APPEAL from the Circuit Court of Peoria County; the Hon.
HOWARD WHITE, Judge, presiding.
MR. CHIEF JUSTICE UNDERWOOD DELIVERED THE OPINION OF THE COURT:
Rehearing denied March 28, 1972.
In 1964 petitioner Donald Phelps pleaded guilty in the Peoria County circuit court to count I of an indictment for murder. Upon the recommendation of the State's Attorney he was sentenced to not less than 25 nor more than 75 years imprisonment. In response to petitioner's pro se petition filed in 1968 pursuant to the Post-Conviction Hearing Act, (Ill. Rev. Stat. 1967, ch. 38, par. 122-1 et seq.), counsel was appointed and an amended petition was filed which alleged that petitioner had been illegally arrested, confined for more than 40 days without the benefit of counsel, and coerced into confessing to the crime in violation of his rights under the fifth and sixth amendments. Following an evidentiary hearing the trial court dismissed the petition, resulting in this appeal.

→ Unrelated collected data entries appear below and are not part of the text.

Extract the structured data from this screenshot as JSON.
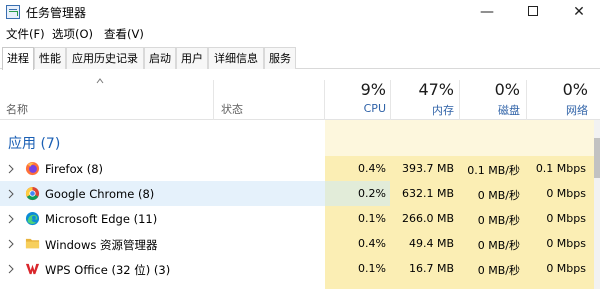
{
  "window": {
    "title": "任务管理器",
    "minimize_glyph": "—",
    "close_glyph": "✕"
  },
  "menu": [
    {
      "label": "文件(F)"
    },
    {
      "label": "选项(O)"
    },
    {
      "label": "查看(V)"
    }
  ],
  "tabs": [
    {
      "label": "进程",
      "active": true
    },
    {
      "label": "性能"
    },
    {
      "label": "应用历史记录"
    },
    {
      "label": "启动"
    },
    {
      "label": "用户"
    },
    {
      "label": "详细信息"
    },
    {
      "label": "服务"
    }
  ],
  "columns": {
    "name": {
      "label": "名称"
    },
    "status": {
      "label": "状态"
    },
    "cpu": {
      "pct": "9%",
      "label": "CPU"
    },
    "memory": {
      "pct": "47%",
      "label": "内存"
    },
    "disk": {
      "pct": "0%",
      "label": "磁盘"
    },
    "network": {
      "pct": "0%",
      "label": "网络"
    }
  },
  "group": {
    "title": "应用 (7)"
  },
  "processes": [
    {
      "name": "Firefox (8)",
      "icon": "firefox-icon",
      "cpu": "0.4%",
      "memory": "393.7 MB",
      "disk": "0.1 MB/秒",
      "network": "0.1 Mbps"
    },
    {
      "name": "Google Chrome (8)",
      "icon": "chrome-icon",
      "cpu": "0.2%",
      "memory": "632.1 MB",
      "disk": "0 MB/秒",
      "network": "0 Mbps"
    },
    {
      "name": "Microsoft Edge (11)",
      "icon": "edge-icon",
      "cpu": "0.1%",
      "memory": "266.0 MB",
      "disk": "0 MB/秒",
      "network": "0 Mbps"
    },
    {
      "name": "Windows 资源管理器",
      "icon": "folder-icon",
      "cpu": "0.4%",
      "memory": "49.4 MB",
      "disk": "0 MB/秒",
      "network": "0 Mbps"
    },
    {
      "name": "WPS Office (32 位) (3)",
      "icon": "wps-icon",
      "cpu": "0.1%",
      "memory": "16.7 MB",
      "disk": "0 MB/秒",
      "network": "0 Mbps"
    }
  ],
  "colors": {
    "accent": "#1a5fb4",
    "heat_light": "#fdf7dd",
    "heat_mid": "#fbeeb4",
    "hover_row": "#e5f1fb"
  }
}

At the post-conviction hearing it was established that petitioner had been taken to the Peoria County jail on the night of December 15, 1963, from White County where he was being held as a parole violator. He confessed the following day to an armed robbery, a warrant was issued, preliminary hearing waived, petitioner bound over for grand jury action and remanded to the Peoria County jail. Thereafter on February 4, 1964, petitioner confessed to the murder to which he later pleaded guilty on February 25. He was represented by counsel appointed for him on February 7 at his arraignment on the armed robbery charge. There is substantial conflict in the testimony as to the voluntary or involuntary nature of the confessions. Petitioner testified at the post-conviction hearing that he was constantly interrogated on the murder charge without being advised of his rights; that he was threatened with the death penalty unless he confessed; that his persistent requests for an attorney were ignored and that he was coerced into confessing to the murder. This testimony was directly contradictory to that of the law enforcement officers who denied that they threatened or improperly interrogated petitioner, testified that he was advised of his constitutional rights and denied that he requested counsel during confinement.
Petitioner on this appeal pursues the same arguments that the allegedly illegal detention and improper interrogation rendered his confession and the subsequent guilty plea involuntary. He also urges that the trial court at the post-conviction hearing erred in refusing to hear evidence of the incompetency of his original counsel.
The record of the guilty plea proceedings indicates that the trial court admonished petitioner at length as to the nature of the charge and the possible sentence, informed him of his right to jury trial and of the consequences of the guilty plea, and sought to ascertain if the plea was voluntarily and understandingly offered. Petitioner admitted his act and expressed his regret; he also at that time acknowledged his satisfaction with the services of counsel who represented him. Additionally, there is in the record some indication that the plea was entered in return for the State's Attorney's recommendation as to sentence. In short, the record of the plea proceedings totally belies petitioner's present contention that he pleaded guilty as a result of fear; to the contrary, the only reasonable conclusion to be drawn therefrom is that the plea was knowingly and understandingly entered.
It is unnecessary to determine the legality of petitioner's original detention or the voluntary nature of his confession since a voluntary plea of guilty waives all non-jurisdictional errors. (People v. Brown, 41 Ill.2d 503.) Likewise, that petitioner may have been motivated by his coerced confession does not invalidate his otherwise knowing and intelligent plea of guilty (People v. Sephus, 46 Ill.2d 130; McMann v. Richardson, 397 U.S. 759, 25 L.Ed.2d 763, 90 S.Ct. 1441), since that plea represented a voluntary and intelligent choice of the alternatives available to him. Brady v. United States, 397 U.S. 742, 25 L.Ed.2d 747, 90 S.Ct. 1463; McMann; North Carolina v. Alford, 400 U.S. 25, 27 L.Ed.2d 162, 91 S.Ct. 160.
Nor do we believe that the trial court at the post-conviction hearing erred in refusing to hear evidence on the issue of the effectiveness of petitioner's original trial counsel. While the petitioner alleged ineffectiveness of counsel in his pro se petition, the amended petition subsequently filed by appointed counsel contained no such allegation, and, therefore, that issue was not before the court. Counsel's omission of that allegation was proper as he is under no duty to present frivolous constitutional contentions. (People v. Polansky, 39 Ill.2d 84.) Here, the original pro se petition contained only bare, conclusional allegations, made for the first time more than four years after the event and scarcely impressive in view of the contrary statements of petitioner at the time of his plea. Certainly there was nothing before the trial court requiring a hearing on the competency of original counsel. People v. Heaven, 44 Ill.2d 249.
The judgment of the circuit court of Peoria County is affirmed.